ICLR Conference 2022 Conference Paper

Sparsity Winning Twice: Better Robust Generalization from More Efficient Training

  • Tianlong Chen 0001
  • Zhenyu Zhang 0015
  • Pengjun Wang
  • Santosh Balachandra
  • Haoyu Ma
  • Zehao Wang
  • Zhangyang Wang

Recent studies demonstrate the deep networks, even robustified by the state-of-the-art adversarial training (AT), still suffer from large robust generalization gaps, in addition to the much more expensive training costs than standard training. In this paper, we investigate this intriguing problem from a new perspective, i.e., $\textit{injecting appropriate forms of sparsity}$ during adversarial training. We introduce two alternatives for sparse adversarial training: (i) $\textit{static sparsity}$, by leveraging recent results from the lottery ticket hypothesis to identify critical sparse subnetworks arising from the early training; (ii) $\textit{dynamic sparsity}$, by allowing the sparse subnetwork to adaptively adjust its connectivity pattern (while sticking to the same sparsity ratio) throughout training.
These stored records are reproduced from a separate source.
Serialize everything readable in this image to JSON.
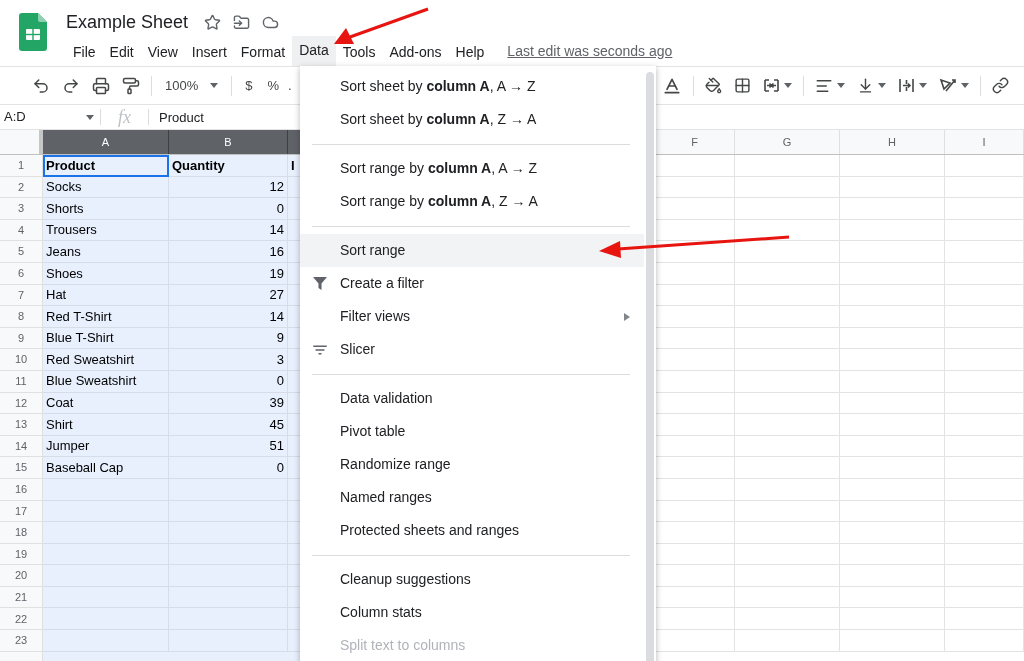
{
  "document": {
    "title": "Example Sheet"
  },
  "menu_bar": {
    "items": [
      {
        "label": "File",
        "selected": false
      },
      {
        "label": "Edit",
        "selected": false
      },
      {
        "label": "View",
        "selected": false
      },
      {
        "label": "Insert",
        "selected": false
      },
      {
        "label": "Format",
        "selected": false
      },
      {
        "label": "Data",
        "selected": true
      },
      {
        "label": "Tools",
        "selected": false
      },
      {
        "label": "Add-ons",
        "selected": false
      },
      {
        "label": "Help",
        "selected": false
      }
    ],
    "last_edit": "Last edit was seconds ago"
  },
  "toolbar": {
    "zoom": "100%",
    "currency": "$",
    "percent": "%",
    "decimal": "."
  },
  "formula_bar": {
    "name_box": "A:D",
    "fx": "fx",
    "value": "Product"
  },
  "grid": {
    "columns": [
      {
        "label": "A",
        "selected": true
      },
      {
        "label": "B",
        "selected": true
      },
      {
        "label": "F",
        "selected": false
      },
      {
        "label": "G",
        "selected": false
      },
      {
        "label": "H",
        "selected": false
      },
      {
        "label": "I",
        "selected": false
      }
    ],
    "rows": [
      {
        "number": "1",
        "bold": true,
        "a": "Product",
        "b": "Quantity",
        "c": "I"
      },
      {
        "number": "2",
        "bold": false,
        "a": "Socks",
        "b": "12"
      },
      {
        "number": "3",
        "bold": false,
        "a": "Shorts",
        "b": "0"
      },
      {
        "number": "4",
        "bold": false,
        "a": "Trousers",
        "b": "14"
      },
      {
        "number": "5",
        "bold": false,
        "a": "Jeans",
        "b": "16"
      },
      {
        "number": "6",
        "bold": false,
        "a": "Shoes",
        "b": "19"
      },
      {
        "number": "7",
        "bold": false,
        "a": "Hat",
        "b": "27"
      },
      {
        "number": "8",
        "bold": false,
        "a": "Red T-Shirt",
        "b": "14"
      },
      {
        "number": "9",
        "bold": false,
        "a": "Blue T-Shirt",
        "b": "9"
      },
      {
        "number": "10",
        "bold": false,
        "a": "Red Sweatshirt",
        "b": "3"
      },
      {
        "number": "11",
        "bold": false,
        "a": "Blue Sweatshirt",
        "b": "0"
      },
      {
        "number": "12",
        "bold": false,
        "a": "Coat",
        "b": "39"
      },
      {
        "number": "13",
        "bold": false,
        "a": "Shirt",
        "b": "45"
      },
      {
        "number": "14",
        "bold": false,
        "a": "Jumper",
        "b": "51"
      },
      {
        "number": "15",
        "bold": false,
        "a": "Baseball Cap",
        "b": "0"
      },
      {
        "number": "16",
        "bold": false
      },
      {
        "number": "17",
        "bold": false
      },
      {
        "number": "18",
        "bold": false
      },
      {
        "number": "19",
        "bold": false
      },
      {
        "number": "20",
        "bold": false
      },
      {
        "number": "21",
        "bold": false
      },
      {
        "number": "22",
        "bold": false
      },
      {
        "number": "23",
        "bold": false
      }
    ]
  },
  "data_menu": {
    "items": [
      {
        "kind": "item",
        "label": "Sort sheet by **column A**, A → Z",
        "highlighted": false,
        "disabled": false
      },
      {
        "kind": "item",
        "label": "Sort sheet by **column A**, Z → A",
        "highlighted": false,
        "disabled": false
      },
      {
        "kind": "separator"
      },
      {
        "kind": "item",
        "label": "Sort range by **column A**, A → Z",
        "highlighted": false,
        "disabled": false
      },
      {
        "kind": "item",
        "label": "Sort range by **column A**, Z → A",
        "highlighted": false,
        "disabled": false
      },
      {
        "kind": "separator"
      },
      {
        "kind": "item",
        "label": "Sort range",
        "highlighted": true,
        "disabled": false
      },
      {
        "kind": "filter",
        "label": "Create a filter",
        "highlighted": false,
        "disabled": false
      },
      {
        "kind": "submenu",
        "label": "Filter views",
        "highlighted": false,
        "disabled": false
      },
      {
        "kind": "slicer",
        "label": "Slicer",
        "highlighted": false,
        "disabled": false
      },
      {
        "kind": "separator"
      },
      {
        "kind": "item",
        "label": "Data validation",
        "highlighted": false,
        "disabled": false
      },
      {
        "kind": "item",
        "label": "Pivot table",
        "highlighted": false,
        "disabled": false
      },
      {
        "kind": "item",
        "label": "Randomize range",
        "highlighted": false,
        "disabled": false
      },
      {
        "kind": "item",
        "label": "Named ranges",
        "highlighted": false,
        "disabled": false
      },
      {
        "kind": "item",
        "label": "Protected sheets and ranges",
        "highlighted": false,
        "disabled": false
      },
      {
        "kind": "separator"
      },
      {
        "kind": "item",
        "label": "Cleanup suggestions",
        "highlighted": false,
        "disabled": false
      },
      {
        "kind": "item",
        "label": "Column stats",
        "highlighted": false,
        "disabled": false
      },
      {
        "kind": "item",
        "label": "Split text to columns",
        "highlighted": false,
        "disabled": true
      }
    ]
  }
}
We find both static and dynamic sparse methods to yield win-win: substantially shrinking the robust generalization gap and alleviating the robust overfitting, meanwhile significantly saving training and inference FLOPs. Extensive experiments validate our proposals with multiple network architectures on diverse datasets, including CIFAR-10/100 and Tiny-ImageNet. For example, our methods reduce robust generalization gap and overfitting by $34.44\%$ and $4.02\%$, with comparable robust/standard accuracy boosts and $87.83\%$/$87.82\%$ training/inference FLOPs savings on CIFAR-100 with ResNet-18. Besides, our approaches can be organically combined with existing regularizers, establishing new state-of-the-art results in AT. All codes are included.